OS2datascanner is built around several key security principles, the most important of which is isolation. OS2datascanner is broken up into three main modules, each of which has a specific responsibility:

  1. The administration system is a web application used by system administrators and owners to configure the search rules and the data sources to search. Users of this system must be established manually, and its data is not shared with the report module. All credentials and authorisation details stored by this system are encrypted with AES.

  2. The scanner engine consists of many processes, each of which carries out a single scan task. These processes communicate exclusively through message queues, and have no access to databases and no way of persisting data; they additionally run in restricted environments and can, for example, only create temporary filesystem files. Sensitive data under processing can be stored in these files, but will be deleted as soon as processing is complete.

  3. The report module reports the scanner engine's findings. It is another web application, to be used to manage and oversee an organisation's use of personally-sensitive information. A match from the scanner engine consists of a redacted reference to the object where the match was found; any metadata extracted from that file; a brief redacted snippet of context for the match; and a summary of the rules that led to the find. Matches are automatically assigned to the report module's users based on the extracted metadata. Users typically log into this system through a SSO provider like Active Directory.

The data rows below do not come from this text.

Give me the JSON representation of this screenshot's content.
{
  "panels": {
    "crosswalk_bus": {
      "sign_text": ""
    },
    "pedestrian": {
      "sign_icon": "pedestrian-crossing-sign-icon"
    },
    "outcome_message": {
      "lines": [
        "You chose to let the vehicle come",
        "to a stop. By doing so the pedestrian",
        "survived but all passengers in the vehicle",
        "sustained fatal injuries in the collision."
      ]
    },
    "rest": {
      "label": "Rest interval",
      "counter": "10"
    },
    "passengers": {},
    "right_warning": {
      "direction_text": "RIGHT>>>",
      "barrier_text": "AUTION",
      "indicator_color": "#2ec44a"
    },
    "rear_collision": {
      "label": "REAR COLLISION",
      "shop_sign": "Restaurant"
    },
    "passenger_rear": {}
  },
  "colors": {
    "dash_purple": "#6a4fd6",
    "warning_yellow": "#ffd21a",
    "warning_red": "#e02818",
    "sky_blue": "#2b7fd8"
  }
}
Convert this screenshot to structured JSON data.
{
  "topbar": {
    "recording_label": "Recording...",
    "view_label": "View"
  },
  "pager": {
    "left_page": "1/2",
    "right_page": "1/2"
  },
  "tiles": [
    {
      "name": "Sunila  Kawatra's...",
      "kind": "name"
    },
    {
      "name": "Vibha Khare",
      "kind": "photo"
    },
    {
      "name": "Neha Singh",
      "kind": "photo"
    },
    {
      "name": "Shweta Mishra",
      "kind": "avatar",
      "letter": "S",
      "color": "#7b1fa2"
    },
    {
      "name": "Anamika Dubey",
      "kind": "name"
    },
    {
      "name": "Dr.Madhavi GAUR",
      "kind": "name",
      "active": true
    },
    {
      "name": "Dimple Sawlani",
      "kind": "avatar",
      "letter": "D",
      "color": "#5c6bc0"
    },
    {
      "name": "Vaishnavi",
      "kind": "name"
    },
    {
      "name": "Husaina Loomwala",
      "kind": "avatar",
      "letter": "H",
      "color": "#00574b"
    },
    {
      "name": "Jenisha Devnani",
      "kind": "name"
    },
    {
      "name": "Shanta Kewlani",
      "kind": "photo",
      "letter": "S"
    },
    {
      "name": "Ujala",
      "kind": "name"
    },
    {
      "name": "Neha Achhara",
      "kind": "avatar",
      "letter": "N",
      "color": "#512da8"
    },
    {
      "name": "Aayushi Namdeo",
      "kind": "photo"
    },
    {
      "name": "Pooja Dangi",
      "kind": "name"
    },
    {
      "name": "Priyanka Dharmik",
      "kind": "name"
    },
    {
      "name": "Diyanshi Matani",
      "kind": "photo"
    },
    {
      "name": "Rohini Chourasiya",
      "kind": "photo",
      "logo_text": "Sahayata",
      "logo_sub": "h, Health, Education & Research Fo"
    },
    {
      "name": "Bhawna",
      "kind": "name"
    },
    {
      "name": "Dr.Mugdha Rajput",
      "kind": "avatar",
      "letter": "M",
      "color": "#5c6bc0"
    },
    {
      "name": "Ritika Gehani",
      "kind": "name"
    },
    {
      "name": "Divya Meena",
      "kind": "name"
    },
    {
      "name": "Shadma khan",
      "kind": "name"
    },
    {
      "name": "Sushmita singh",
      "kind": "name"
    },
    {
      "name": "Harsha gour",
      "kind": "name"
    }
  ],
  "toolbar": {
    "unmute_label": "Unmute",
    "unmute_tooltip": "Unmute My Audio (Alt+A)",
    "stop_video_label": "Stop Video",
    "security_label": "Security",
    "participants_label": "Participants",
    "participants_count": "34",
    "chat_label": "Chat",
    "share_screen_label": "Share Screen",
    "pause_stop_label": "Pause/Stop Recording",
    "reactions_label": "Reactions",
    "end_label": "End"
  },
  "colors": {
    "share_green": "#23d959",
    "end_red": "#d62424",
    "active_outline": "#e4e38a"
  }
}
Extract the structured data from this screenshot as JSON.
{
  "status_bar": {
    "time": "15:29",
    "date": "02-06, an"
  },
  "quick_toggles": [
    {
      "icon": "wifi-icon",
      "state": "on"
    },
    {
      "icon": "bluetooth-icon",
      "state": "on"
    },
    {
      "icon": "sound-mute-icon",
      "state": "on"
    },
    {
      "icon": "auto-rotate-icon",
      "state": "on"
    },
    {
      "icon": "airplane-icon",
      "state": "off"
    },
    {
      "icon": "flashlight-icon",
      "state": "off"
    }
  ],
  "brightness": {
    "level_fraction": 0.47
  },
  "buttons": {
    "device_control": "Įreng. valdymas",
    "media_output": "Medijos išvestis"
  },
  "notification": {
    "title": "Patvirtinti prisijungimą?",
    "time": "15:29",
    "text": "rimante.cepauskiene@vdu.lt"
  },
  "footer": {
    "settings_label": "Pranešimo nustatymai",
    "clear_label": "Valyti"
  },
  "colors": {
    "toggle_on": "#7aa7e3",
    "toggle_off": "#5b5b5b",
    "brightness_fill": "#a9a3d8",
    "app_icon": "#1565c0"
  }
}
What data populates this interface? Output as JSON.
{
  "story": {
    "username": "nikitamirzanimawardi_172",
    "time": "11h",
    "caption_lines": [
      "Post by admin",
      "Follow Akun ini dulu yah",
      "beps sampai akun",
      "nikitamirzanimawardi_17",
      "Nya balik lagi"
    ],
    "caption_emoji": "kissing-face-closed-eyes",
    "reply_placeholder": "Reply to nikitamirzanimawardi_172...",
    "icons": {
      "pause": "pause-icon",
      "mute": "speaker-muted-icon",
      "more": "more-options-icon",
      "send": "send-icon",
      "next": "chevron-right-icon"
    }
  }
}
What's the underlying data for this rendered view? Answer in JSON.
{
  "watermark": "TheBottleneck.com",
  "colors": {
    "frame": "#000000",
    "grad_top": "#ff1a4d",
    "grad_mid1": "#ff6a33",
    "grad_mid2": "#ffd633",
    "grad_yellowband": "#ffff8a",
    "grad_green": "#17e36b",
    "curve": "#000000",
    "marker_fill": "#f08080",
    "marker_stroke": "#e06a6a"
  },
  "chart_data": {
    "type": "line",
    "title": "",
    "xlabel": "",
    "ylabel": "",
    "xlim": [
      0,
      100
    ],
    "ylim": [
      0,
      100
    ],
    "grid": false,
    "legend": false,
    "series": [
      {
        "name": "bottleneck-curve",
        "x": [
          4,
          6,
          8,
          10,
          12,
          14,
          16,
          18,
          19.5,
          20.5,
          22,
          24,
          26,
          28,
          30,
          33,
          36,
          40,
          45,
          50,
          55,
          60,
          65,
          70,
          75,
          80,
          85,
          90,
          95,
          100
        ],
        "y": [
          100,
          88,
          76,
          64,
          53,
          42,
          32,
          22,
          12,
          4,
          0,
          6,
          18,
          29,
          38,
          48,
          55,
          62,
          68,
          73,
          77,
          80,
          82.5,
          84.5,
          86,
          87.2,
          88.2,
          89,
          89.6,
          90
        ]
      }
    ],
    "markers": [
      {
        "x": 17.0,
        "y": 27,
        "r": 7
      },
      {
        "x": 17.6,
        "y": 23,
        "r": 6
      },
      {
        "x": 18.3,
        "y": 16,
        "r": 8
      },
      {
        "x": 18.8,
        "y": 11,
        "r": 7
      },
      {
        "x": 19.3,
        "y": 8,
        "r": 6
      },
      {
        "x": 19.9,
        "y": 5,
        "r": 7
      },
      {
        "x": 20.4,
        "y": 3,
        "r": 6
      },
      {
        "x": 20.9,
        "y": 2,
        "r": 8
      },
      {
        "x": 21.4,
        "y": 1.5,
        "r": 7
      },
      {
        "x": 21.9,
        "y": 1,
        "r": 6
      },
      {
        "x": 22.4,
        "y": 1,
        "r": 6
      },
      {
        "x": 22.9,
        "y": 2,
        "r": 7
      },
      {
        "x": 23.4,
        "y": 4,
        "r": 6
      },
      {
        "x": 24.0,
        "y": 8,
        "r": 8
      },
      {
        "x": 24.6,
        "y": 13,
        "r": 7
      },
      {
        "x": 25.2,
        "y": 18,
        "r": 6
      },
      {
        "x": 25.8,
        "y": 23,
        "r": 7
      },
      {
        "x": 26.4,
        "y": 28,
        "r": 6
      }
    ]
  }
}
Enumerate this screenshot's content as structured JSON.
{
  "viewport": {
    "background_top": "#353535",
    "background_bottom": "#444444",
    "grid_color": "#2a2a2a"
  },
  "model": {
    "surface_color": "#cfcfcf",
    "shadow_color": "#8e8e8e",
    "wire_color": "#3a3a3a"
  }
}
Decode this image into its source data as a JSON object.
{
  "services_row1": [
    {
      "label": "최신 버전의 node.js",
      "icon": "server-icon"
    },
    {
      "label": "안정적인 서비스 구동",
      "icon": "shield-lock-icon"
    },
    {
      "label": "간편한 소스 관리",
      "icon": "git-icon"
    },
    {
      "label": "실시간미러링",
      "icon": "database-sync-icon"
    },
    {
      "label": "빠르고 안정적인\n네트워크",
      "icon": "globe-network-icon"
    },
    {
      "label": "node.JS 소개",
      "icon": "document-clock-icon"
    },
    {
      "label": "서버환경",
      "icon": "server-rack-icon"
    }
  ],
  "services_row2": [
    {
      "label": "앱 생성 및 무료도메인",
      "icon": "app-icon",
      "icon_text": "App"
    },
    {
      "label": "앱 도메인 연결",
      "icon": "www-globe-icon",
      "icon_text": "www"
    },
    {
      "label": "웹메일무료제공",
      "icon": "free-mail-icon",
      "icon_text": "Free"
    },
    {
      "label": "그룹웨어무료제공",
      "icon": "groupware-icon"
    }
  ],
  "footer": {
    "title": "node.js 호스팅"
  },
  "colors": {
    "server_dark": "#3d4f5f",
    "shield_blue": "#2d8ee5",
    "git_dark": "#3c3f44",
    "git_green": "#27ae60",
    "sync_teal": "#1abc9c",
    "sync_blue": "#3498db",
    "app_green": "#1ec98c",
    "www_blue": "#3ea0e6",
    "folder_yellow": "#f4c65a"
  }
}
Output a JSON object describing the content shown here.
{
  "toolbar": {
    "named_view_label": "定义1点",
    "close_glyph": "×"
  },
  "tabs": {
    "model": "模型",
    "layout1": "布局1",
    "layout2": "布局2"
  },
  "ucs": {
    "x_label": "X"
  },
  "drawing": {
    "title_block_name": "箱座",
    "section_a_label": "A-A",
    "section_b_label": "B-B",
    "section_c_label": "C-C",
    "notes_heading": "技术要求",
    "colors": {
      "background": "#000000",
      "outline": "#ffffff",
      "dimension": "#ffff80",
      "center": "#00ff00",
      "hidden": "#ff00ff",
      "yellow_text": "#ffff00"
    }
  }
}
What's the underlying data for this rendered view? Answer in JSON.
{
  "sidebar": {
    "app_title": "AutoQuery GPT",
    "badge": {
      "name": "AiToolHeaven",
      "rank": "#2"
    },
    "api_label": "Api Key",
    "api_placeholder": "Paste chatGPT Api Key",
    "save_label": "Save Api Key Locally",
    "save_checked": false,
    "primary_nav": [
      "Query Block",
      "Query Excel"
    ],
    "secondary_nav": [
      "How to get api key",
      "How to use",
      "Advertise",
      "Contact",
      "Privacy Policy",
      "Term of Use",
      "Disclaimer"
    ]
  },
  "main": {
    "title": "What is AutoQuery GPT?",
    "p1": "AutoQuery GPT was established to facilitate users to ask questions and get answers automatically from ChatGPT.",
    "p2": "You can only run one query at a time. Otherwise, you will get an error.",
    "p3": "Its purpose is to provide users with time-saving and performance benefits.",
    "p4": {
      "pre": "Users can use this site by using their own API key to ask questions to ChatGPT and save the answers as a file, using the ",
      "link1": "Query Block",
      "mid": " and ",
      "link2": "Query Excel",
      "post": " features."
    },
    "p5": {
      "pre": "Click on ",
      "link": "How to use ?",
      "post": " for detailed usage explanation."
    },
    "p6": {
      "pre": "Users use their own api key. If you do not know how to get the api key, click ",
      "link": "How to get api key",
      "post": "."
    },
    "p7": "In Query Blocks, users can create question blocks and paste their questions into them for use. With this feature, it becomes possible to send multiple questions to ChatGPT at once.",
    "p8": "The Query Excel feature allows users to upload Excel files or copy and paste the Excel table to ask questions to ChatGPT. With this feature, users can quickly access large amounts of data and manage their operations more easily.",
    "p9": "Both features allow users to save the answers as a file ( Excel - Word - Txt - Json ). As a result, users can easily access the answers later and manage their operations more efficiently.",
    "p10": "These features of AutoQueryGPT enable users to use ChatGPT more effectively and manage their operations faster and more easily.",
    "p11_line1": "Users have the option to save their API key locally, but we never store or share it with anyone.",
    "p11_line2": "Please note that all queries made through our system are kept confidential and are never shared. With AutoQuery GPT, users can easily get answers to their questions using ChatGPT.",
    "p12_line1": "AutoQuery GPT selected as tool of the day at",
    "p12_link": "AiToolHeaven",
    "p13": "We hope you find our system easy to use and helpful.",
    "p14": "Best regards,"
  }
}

All communication between the parts of the system is conducted through message queues, which makes the system loosely coupled: every component and subcomponent can live on its own server or container.

Recommendation: local network

It is strongly recommended to install OS2datascanner on a private network alongside the data sources to be scanned. In this way, sensitive information will never leave the organisation's control.

Security

OS2datascanner must be granted read access to data sources in order to be able to function. When this is granted through a special service user account, the account's details are encrypted before being saved to the database. The system uses symmetric AES cryptography in CTR mode. (At the time of writing, no practical attack on the integrity of this cryptosystem is known.)

The encryption and decryption process requires three values: a master key (32 randomly-generated bytes), an initialisation vector, and the text to encrypt or decrypt. All three values are required for encryption or decryption.

The master key is saved on the server's hard disk, and the initialisation vector and the encrypted form of the account details are saved together in the administration system's database. This ensures that access to the disk or database alone is insufficient to gain access to the encrypted details.

The scanner engine is given access to the decrypted credentials in order to perform its tasks, but these credentials are stripped from all messages before they are sent to the report module.